Divulgação | MDH Entretenimento

• Por Alisson Santos 

A diretora austríaca Johanna Moder construiu ao longo da última década uma filmografia marcada por inquietações psicológicas e personagens em crise com o próprio tempo. Depois de chamar atenção com High Performance (2014), vencedor do prêmio do público no Festival Max Ophüls, e de consolidar seu nome no circuito europeu com Once Were Rebels (2019), a cineasta retorna agora com um projeto ainda mais ambicioso; Mother’s Baby, um thriller psicológico que mergulha nas zonas mais ambíguas da maternidade e já está disponível nos cinemas com distribuição da Autoral Filmes.

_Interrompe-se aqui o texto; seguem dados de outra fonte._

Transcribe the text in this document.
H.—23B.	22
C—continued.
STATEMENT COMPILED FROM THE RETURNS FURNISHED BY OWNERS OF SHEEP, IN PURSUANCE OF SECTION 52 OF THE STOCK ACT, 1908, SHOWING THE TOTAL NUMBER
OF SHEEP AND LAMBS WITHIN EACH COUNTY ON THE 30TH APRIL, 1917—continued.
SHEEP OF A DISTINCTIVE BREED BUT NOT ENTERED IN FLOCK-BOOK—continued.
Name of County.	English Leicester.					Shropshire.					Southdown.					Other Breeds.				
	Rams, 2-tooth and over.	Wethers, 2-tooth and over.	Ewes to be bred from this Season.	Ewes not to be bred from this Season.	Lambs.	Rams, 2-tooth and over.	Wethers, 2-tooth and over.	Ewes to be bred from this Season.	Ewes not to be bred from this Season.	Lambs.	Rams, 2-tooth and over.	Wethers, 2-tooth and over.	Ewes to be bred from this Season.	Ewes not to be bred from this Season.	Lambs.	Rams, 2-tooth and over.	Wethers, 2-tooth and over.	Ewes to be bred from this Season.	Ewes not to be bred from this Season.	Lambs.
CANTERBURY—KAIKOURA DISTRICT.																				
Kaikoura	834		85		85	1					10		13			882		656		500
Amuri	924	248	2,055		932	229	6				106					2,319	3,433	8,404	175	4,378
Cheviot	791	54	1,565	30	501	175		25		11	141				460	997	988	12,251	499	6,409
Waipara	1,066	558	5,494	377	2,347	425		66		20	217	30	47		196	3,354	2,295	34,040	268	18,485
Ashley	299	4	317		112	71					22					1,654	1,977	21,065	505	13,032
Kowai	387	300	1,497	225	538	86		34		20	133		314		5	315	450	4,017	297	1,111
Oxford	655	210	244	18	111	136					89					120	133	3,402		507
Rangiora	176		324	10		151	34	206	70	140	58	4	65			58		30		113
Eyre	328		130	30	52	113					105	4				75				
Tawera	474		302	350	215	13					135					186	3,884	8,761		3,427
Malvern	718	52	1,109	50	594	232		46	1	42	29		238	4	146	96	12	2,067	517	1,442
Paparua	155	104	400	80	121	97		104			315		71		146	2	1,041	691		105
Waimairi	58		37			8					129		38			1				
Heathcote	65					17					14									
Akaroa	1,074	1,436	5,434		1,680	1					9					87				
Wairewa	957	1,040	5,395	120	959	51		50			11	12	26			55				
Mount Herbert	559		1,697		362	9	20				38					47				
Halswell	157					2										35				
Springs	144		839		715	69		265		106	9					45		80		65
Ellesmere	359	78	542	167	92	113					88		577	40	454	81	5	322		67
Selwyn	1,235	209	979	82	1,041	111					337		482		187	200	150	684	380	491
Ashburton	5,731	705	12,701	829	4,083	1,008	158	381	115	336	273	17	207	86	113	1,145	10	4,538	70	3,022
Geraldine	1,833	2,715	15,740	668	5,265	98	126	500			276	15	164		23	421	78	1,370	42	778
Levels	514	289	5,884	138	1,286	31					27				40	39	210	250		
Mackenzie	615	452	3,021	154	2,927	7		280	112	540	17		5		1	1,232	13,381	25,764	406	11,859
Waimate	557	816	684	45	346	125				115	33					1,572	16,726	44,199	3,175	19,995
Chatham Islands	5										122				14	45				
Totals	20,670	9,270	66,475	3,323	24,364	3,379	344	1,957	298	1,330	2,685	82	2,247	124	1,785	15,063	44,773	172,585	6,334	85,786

Coprodução entre Áustria, Alemanha e Suíça, o filme acompanha Julia, uma respeitada maestrina de 40 anos que, após anos tentando engravidar, finalmente consegue ter um filho por meio de um tratamento em uma clínica de fertilidade. O que deveria ser a realização de um sonho, porém, se transforma em um pesadelo psicológico quando o parto ocorre de forma traumática e o bebê é retirado imediatamente para “tratamento”. Quando finalmente reencontra o recém-nascido, Julia passa a sentir um distanciamento perturbador — e começa a questionar se aquela criança realmente é sua.

O longa transforma o medo e a ansiedade da maternidade em um thriller de atmosfera fria e inquietante, explorando temas como depressão pós-parto, expectativas sociais em torno da maternidade e a fragilidade da percepção humana diante de situações extremas. 

Em conversa sobre o filme com a MDH Entretenimento, Moder refletiu sobre as ambiguidades narrativas da obra, a construção psicológica da protagonista e as questões políticas e sociais que atravessam a história.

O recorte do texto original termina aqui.